Sartori Stefano, Anesi Laura, Polli Roberta, Toldo Irene, Casarin Alberto, Drigo Paola, Murgia Alessandra
Pediatric Neurology Unit, University of Padua, Padova, Italy.
J Child Neurol. 2008 Aug;23(8):912-5. doi: 10.1177/0883073808316367. Epub 2008 May 16.

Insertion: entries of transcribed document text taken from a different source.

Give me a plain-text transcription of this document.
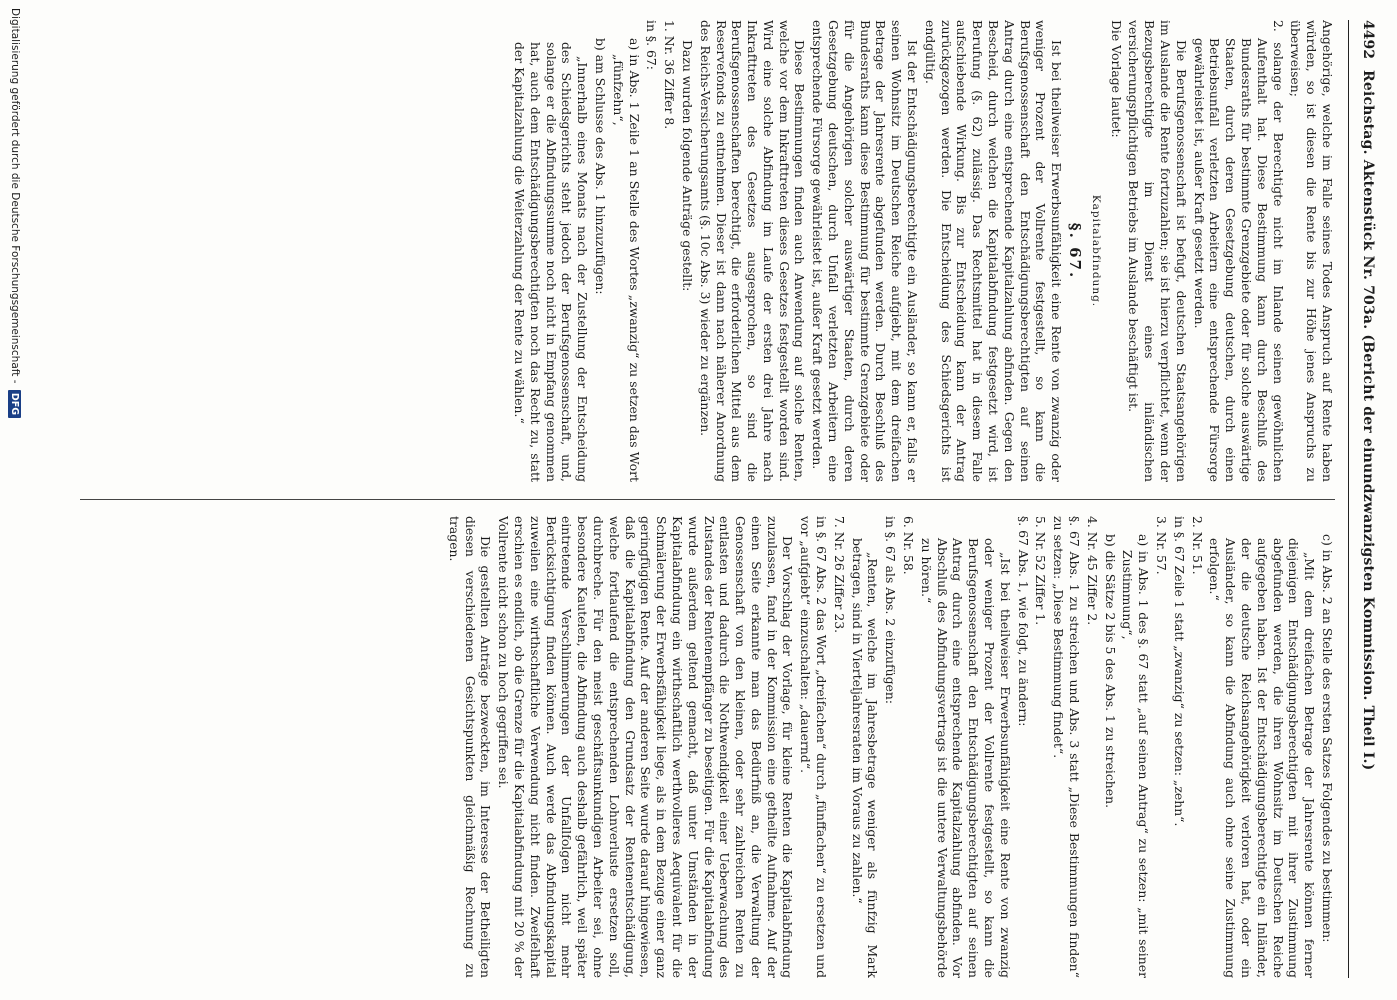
4492
Reichstag. Aktenstück Nr. 703a. (Bericht der einundzwanzigsten Kommission. Theil I.)
Angehörige, welche im Falle seines Todes Anspruch auf Rente haben würden, so ist diesen die Rente bis zur Höhe jenes Anspruchs zu überweisen;
2. solange der Berechtigte nicht im Inlande seinen gewöhnlichen Aufenthalt hat. Diese Bestimmung kann durch Beschluß des Bundesraths für bestimmte Grenzgebiete oder für solche auswärtige Staaten, durch deren Gesetzgebung deutschen, durch einen Betriebsunfall verletzten Arbeitern eine entsprechende Fürsorge gewährleistet ist, außer Kraft gesetzt werden.
Die Berufsgenossenschaft ist befugt, deutschen Staatsangehörigen im Auslande die Rente fortzuzahlen; sie ist hierzu verpflichtet, wenn der Bezugsberechtigte im Dienst eines inländischen versicherungspflichtigen Betriebs im Auslande beschäftigt ist.
Die Vorlage lautet:
Kapitalabfindung.
§. 67.
Ist bei theilweiser Erwerbsunfähigkeit eine Rente von zwanzig oder weniger Prozent der Vollrente festgestellt, so kann die Berufsgenossenschaft den Entschädigungsberechtigten auf seinen Antrag durch eine entsprechende Kapitalzahlung abfinden. Gegen den Bescheid, durch welchen die Kapitalabfindung festgesetzt wird, ist Berufung (§. 62) zulässig. Das Rechtsmittel hat in diesem Falle aufschiebende Wirkung. Bis zur Entscheidung kann der Antrag zurückgezogen werden. Die Entscheidung des Schiedsgerichts ist endgültig.
Ist der Entschädigungsberechtigte ein Ausländer, so kann er, falls er seinen Wohnsitz im Deutschen Reiche aufgiebt, mit dem dreifachen Betrage der Jahresrente abgefunden werden. Durch Beschluß des Bundesraths kann diese Bestimmung für bestimmte Grenzgebiete oder für die Angehörigen solcher auswärtiger Staaten, durch deren Gesetzgebung deutschen, durch Unfall verletzten Arbeitern eine entsprechende Fürsorge gewährleistet ist, außer Kraft gesetzt werden.
Diese Bestimmungen finden auch Anwendung auf solche Renten, welche vor dem Inkrafttreten dieses Gesetzes festgestellt worden sind. Wird eine solche Abfindung im Laufe der ersten drei Jahre nach Inkrafttreten des Gesetzes ausgesprochen, so sind die Berufsgenossenschaften berechtigt, die erforderlichen Mittel aus dem Reservefonds zu entnehmen. Dieser ist dann nach näherer Anordnung des Reichs-Versicherungsamts (§. 10c Abs. 3) wieder zu ergänzen.
Dazu wurden folgende Anträge gestellt:
1. Nr. 36 Ziffer 8.
in §. 67:
a) in Abs. 1 Zeile 1 an Stelle des Wortes „zwanzig“ zu setzen das Wort „fünfzehn“,
b) am Schlusse des Abs. 1 hinzuzufügen:
„Innerhalb eines Monats nach der Zustellung der Entscheidung des Schiedsgerichts steht jedoch der Berufsgenossenschaft, und, solange er die Abfindungssumme noch nicht in Empfang genommen hat, auch dem Entschädigungsberechtigten noch das Recht zu, statt der Kapitalzahlung die Weiterzahlung der Rente zu wählen.“
c) in Abs. 2 an Stelle des ersten Satzes Folgendes zu bestimmen:
„Mit dem dreifachen Betrage der Jahresrente können ferner diejenigen Entschädigungsberechtigten mit ihrer Zustimmung abgefunden werden, die ihren Wohnsitz im Deutschen Reiche aufgegeben haben. Ist der Entschädigungsberechtigte ein Inländer, der die deutsche Reichsangehörigkeit verloren hat, oder ein Ausländer, so kann die Abfindung auch ohne seine Zustimmung erfolgen.“
2. Nr. 51.
in §. 67 Zeile 1 statt „zwanzig“ zu setzen: „zehn“.
3. Nr. 57.
a) in Abs. 1 des §. 67 statt „auf seinen Antrag“ zu setzen: „mit seiner Zustimmung“,
b) die Sätze 2 bis 5 des Abs. 1 zu streichen.
4. Nr. 45 Ziffer 2.
§. 67 Abs. 1 zu streichen und Abs. 3 statt „Diese Bestimmungen finden“ zu setzen: „Diese Bestimmung findet“.
5. Nr. 52 Ziffer 1.
§. 67 Abs. 1, wie folgt, zu ändern:
„Ist bei theilweiser Erwerbsunfähigkeit eine Rente von zwanzig oder weniger Prozent der Vollrente festgestellt, so kann die Berufsgenossenschaft den Entschädigungsberechtigten auf seinen Antrag durch eine entsprechende Kapitalzahlung abfinden. Vor Abschluß des Abfindungsvertrags ist die untere Verwaltungsbehörde zu hören.“
6. Nr. 58.
in §. 67 als Abs. 2 einzufügen:
„Renten, welche im Jahresbetrage weniger als fünfzig Mark betragen, sind in Vierteljahresraten im Voraus zu zahlen.“
7. Nr. 26 Ziffer 23.
in §. 67 Abs. 2 das Wort „dreifachen“ durch „fünffachen“ zu ersetzen und vor „aufgiebt“ einzuschalten: „dauernd“.
Der Vorschlag der Vorlage, für kleine Renten die Kapitalabfindung zuzulassen, fand in der Kommission eine getheilte Aufnahme. Auf der einen Seite erkannte man das Bedürfniß an, die Verwaltung der Genossenschaft von den kleinen, oder sehr zahlreichen Renten zu entlasten und dadurch die Nothwendigkeit einer Ueberwachung des Zustandes der Rentenempfänger zu beseitigen. Für die Kapitalabfindung wurde außerdem geltend gemacht, daß unter Umständen in der Kapitalabfindung ein wirthschaftlich werthvolleres Aequivalent für die Schmälerung der Erwerbsfähigkeit liege, als in dem Bezuge einer ganz geringfügigen Rente. Auf der anderen Seite wurde darauf hingewiesen, daß die Kapitalabfindung den Grundsatz der Rentenentschädigung, welche fortlaufend die entsprechenden Lohnverluste ersetzen soll, durchbreche. Für den meist geschäftsunkundigen Arbeiter sei, ohne besondere Kautelen, die Abfindung auch deshalb gefährlich, weil später eintretende Verschlimmerungen der Unfallfolgen nicht mehr Berücksichtigung finden können. Auch werde das Abfindungskapital zuweilen eine wirthschaftliche Verwendung nicht finden. Zweifelhaft erschien es endlich, ob die Grenze für die Kapitalabfindung mit 20 % der Vollrente nicht schon zu hoch gegriffen sei.
Die gestellten Anträge bezweckten, im Interesse der Betheiligten diesen verschiedenen Gesichtspunkten gleichmäßig Rechnung zu tragen.
Digitalisierung gefördert durch die Deutsche Forschungsgemeinschaft - DFG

Angelman syndrome is a neurodevelopmental disorder characterized by mental retardation, absence of speech, seizures, abnormal electroencephalography (EEG), and happy disposition. The syndrome results from lack of function of the maternal copy of the UBE3A gene on the imprinted Prader-Willi/Angelman syndrome critical region; it is caused by large deletions, paternal uniparental disomy, imprinting center defects or UBE3A deletions, and point mutations. We found a novel splice-site mutation of the UBE3A gene in a child with clinical and EEG features of Angelman syndrome. This case further points out the fact that individuals with Angelman syndrome and mutations of the UBE3A gene have a phenotype that tends to be rather mild, however, undistinguishable, both from the clinical and the electrophysiological points of view, from the Angelman syndrome phenotype due to other known molecular mechanisms.
天使综合征是一种神经发育障碍,其特征为智力迟钝、无语言能力、癫痫发作、脑电图(EEG)异常以及性格开朗。该综合征是由于印记的普拉德-威利/天使综合征关键区域上母源UBE3A基因功能缺失所致;其病因包括大片段缺失、父源单亲二体、印记中心缺陷或UBE3A基因缺失以及点突变。我们在一名具有天使综合征临床和脑电图特征的儿童中发现了一种新的UBE3A基因剪接位点突变。该病例进一步指出,患有天使综合征且有UBE3A基因突变的个体,其表型往往较为轻微,然而,从临床和电生理角度来看,与由其他已知分子机制导致的天使综合征表型并无差异。